4. Food donations increased, too: Businesses donating certain food inventory also may qualify for increased deduction limits. For contributions made in 2021, the limit for these contribution deductions is increased from 15 percent to 25 percent. As noted in item #3, the 25 percent limit for C corporations is based on their taxable income. For other businesses, including sole proprietorships, partnerships, and S corporations, the limit is based on their aggregate net income for the year from all trades or businesses from which the contributions are made. A special method for computing the enhanced deduction continues to apply, as do food quality standards and other requirements.

Take advantage in 2021: These four just-discussed enhanced tax deductions for donations are temporary. They apply, for not, only to the 2021 tax year.

They are part of The Taxpayer Certainty and Disaster Tax Relief Act of 2020, enacted in late December that year. That bill extended the changes originally enacted by the Coronavirus Aid, Relief, and Economic Security (CARES) Act.

The charitable tax breaks will be erased from the Internal Revenue Code in 2022, unless Congress acts to extend them, either for another temporary period or permanently.

Since we can’t be sure what might happen, if you or your business are eligible for these tax donation tax benefits, you need to make your charitable gifts this tax year.

Existing donation rules remain: That donation timing is just one of some longstanding charitable deduction tax rules that didn’t change.

The tax code requires that for any eligible donations to be claimed on a tax return, the gift must be made by the last day of the tax year.

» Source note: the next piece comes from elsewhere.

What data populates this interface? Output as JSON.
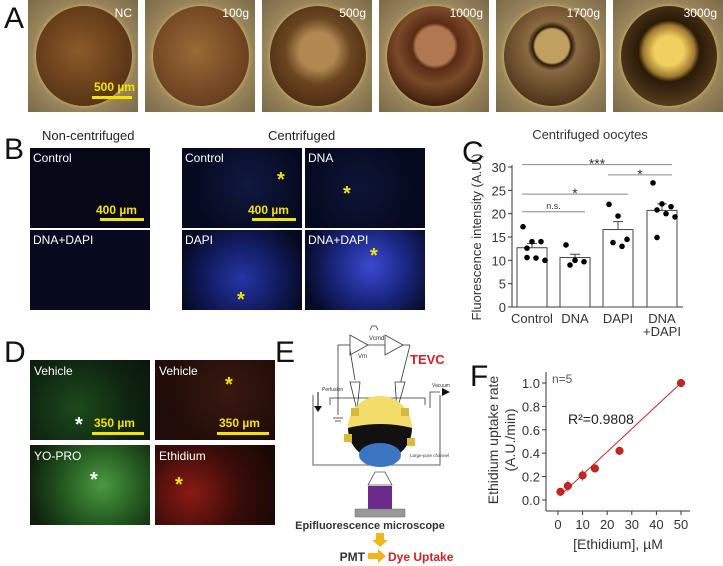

So make your gifts by Dec. 31 if you want to deduct them on your 2021 taxes next filing season.

Also, the charities must be IRS approved. That means they have registered with the tax agency and it has OK’ed them as 501(c)(3) organizations. That gives them the ability as a public charity to accept donations that the donors can deduct.

You can check a nonprofit’s status by using the IRS’ Tax-Exempt Organization online search tool. You also can look into the legitimacy and efficiency of nonprofits via watchdog groups, such as Candid, Charity Navigator, the Better Business Bureau Wise Giving Alliance, and Charity Watch.

Finally, keep good records of all your donations. You don’t need to send them (or copies) to the IRS when you make the claim on your return. But if the IRS has questions about your charitable gift, the records will help prove your donation was legitimate and deductible.

Reputable charities will send you an acknowledgment letter (or email). You also can keep the cancelled check or credit card receipt for contributions you make. For donations of property, additional recordkeeping rules apply, including the filing a Form 8283 and obtaining a qualified appraisal in some instances.

More on charitable contribution tax requirements can be found in IRS Publication 526.

Whatever you can and decided to give, thank you. I know most people give because they care, not because of tax benefits. But if you do qualify for tax relief, you should take it, too. It could mean you’ll continue to be able to help others.